Sparse Process Flexibility Designs: Is Long-Chain Really Optimal?

Long chain refers to a directed bi-partite network with directed edges from supply nodes (with fixed unit supply) to demand nodes (with random demand) that form a hamiltonian cycle. This design was introduced in a seminal paper of Jordan and Graves (1995) and has been an important design in process flexibility. Jordan and Graves (1995) observed empirically that the expected performance (satisfied demand) is quite close to the complete bi-partite graph for certain demand distributions. Recently, Simchi-Levi and Wei (2012) show that long chain maximizes the expected performance among all 2-regular networks for exchangeable demand distributions.

We study the performance of long chain in comparison to all networks with 2n edges when the assumption of 2-regularity is relaxed. We show that surprisingly long chain is not optimal in this class of networks even for i.i.d. demand distributions. We present a family of instances where a disconnected network with 2n edges has a strictly better performance than long chain.

However, if we restrict to connected networks with 2n arcs, we show that long chain is optimal for exchangeable demand distributions.

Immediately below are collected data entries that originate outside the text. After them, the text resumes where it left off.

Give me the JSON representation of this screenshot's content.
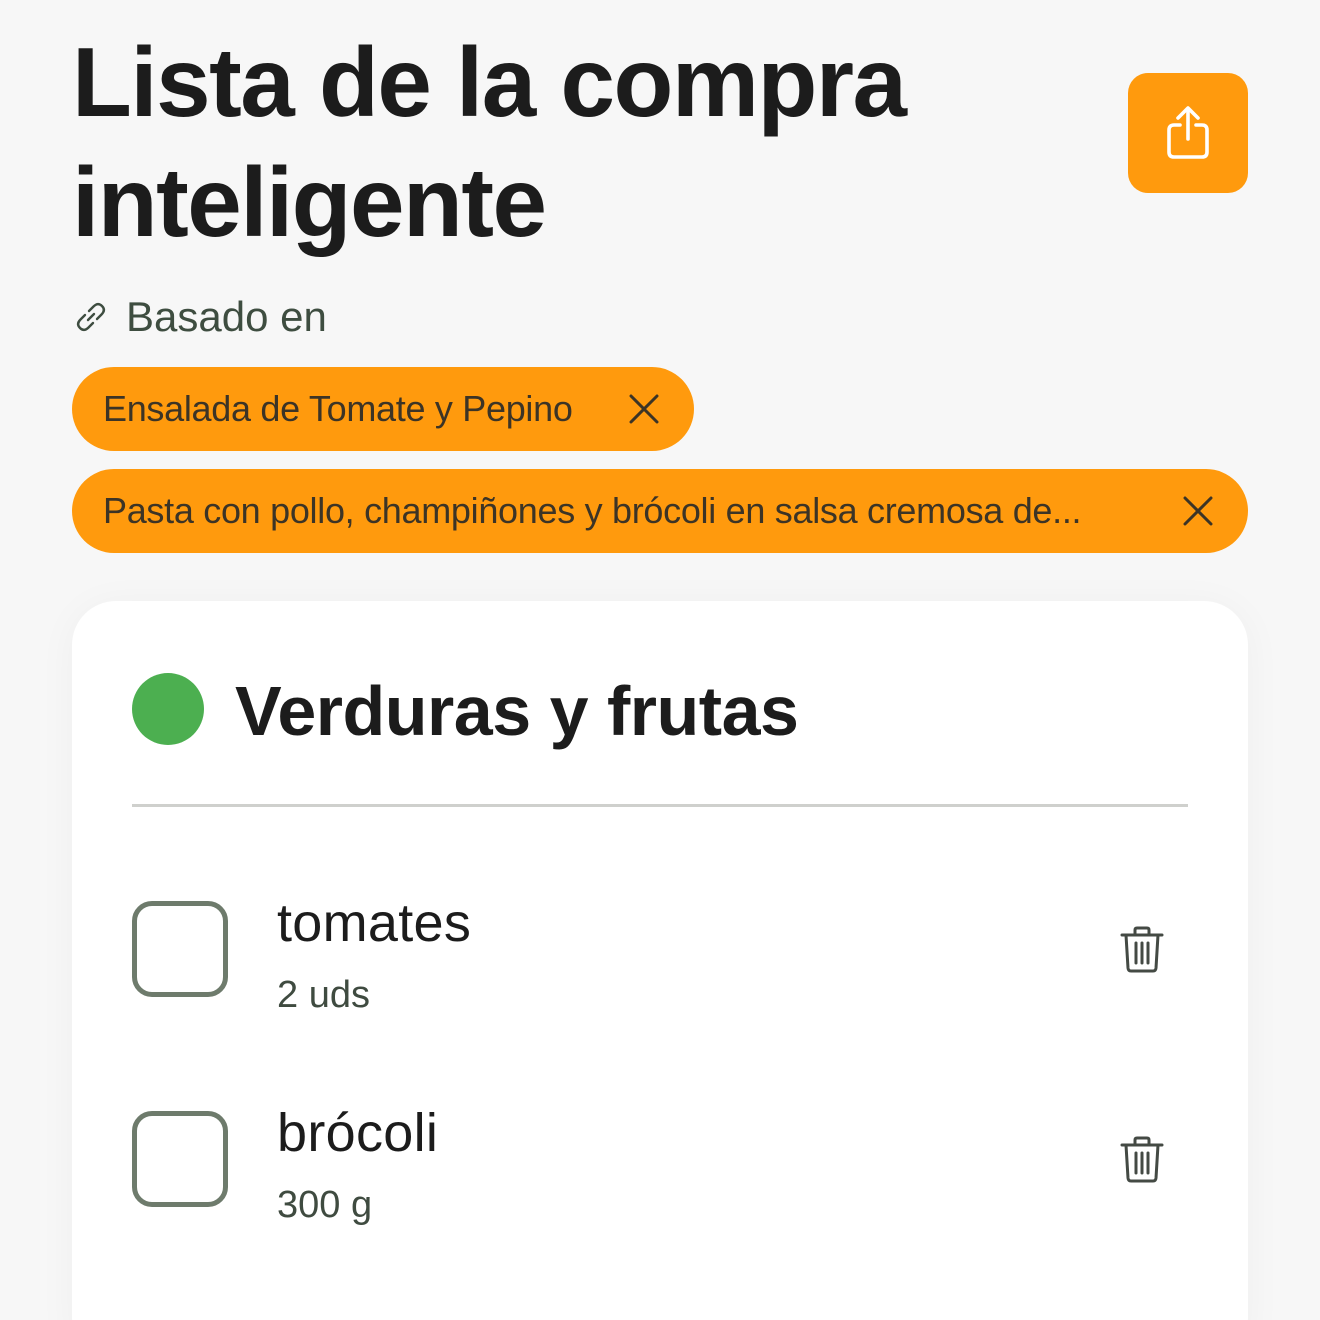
{
  "header": {
    "title": "Lista de la compra inteligente",
    "share_icon": "share-icon",
    "accent_color": "#ff9a0d"
  },
  "based_on": {
    "icon": "link-icon",
    "label": "Basado en",
    "recipes": [
      {
        "label": "Ensalada de Tomate y Pepino",
        "close_icon": "close-icon"
      },
      {
        "label": "Pasta con pollo, champiñones y brócoli en salsa cremosa de...",
        "close_icon": "close-icon"
      }
    ]
  },
  "category": {
    "title": "Verduras y frutas",
    "color": "#4caf50",
    "items": [
      {
        "name": "tomates",
        "quantity": "2 uds",
        "checked": false,
        "delete_icon": "trash-icon"
      },
      {
        "name": "brócoli",
        "quantity": "300 g",
        "checked": false,
        "delete_icon": "trash-icon"
      }
    ]
  }
}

Our proof is based on a combinatorial analysis of the structure of maximum flow in directed graphs and a coupling argument that reduces the comparison of expected performance to a sample pathwise comparison of satisfied demand. Our analysis provides useful insights towards not just understanding the optimality of long chain but also towards designing more general sparse flexibility networks (this is joint work with Antoine Desir, Yehua Wei and Jiawei Zhang).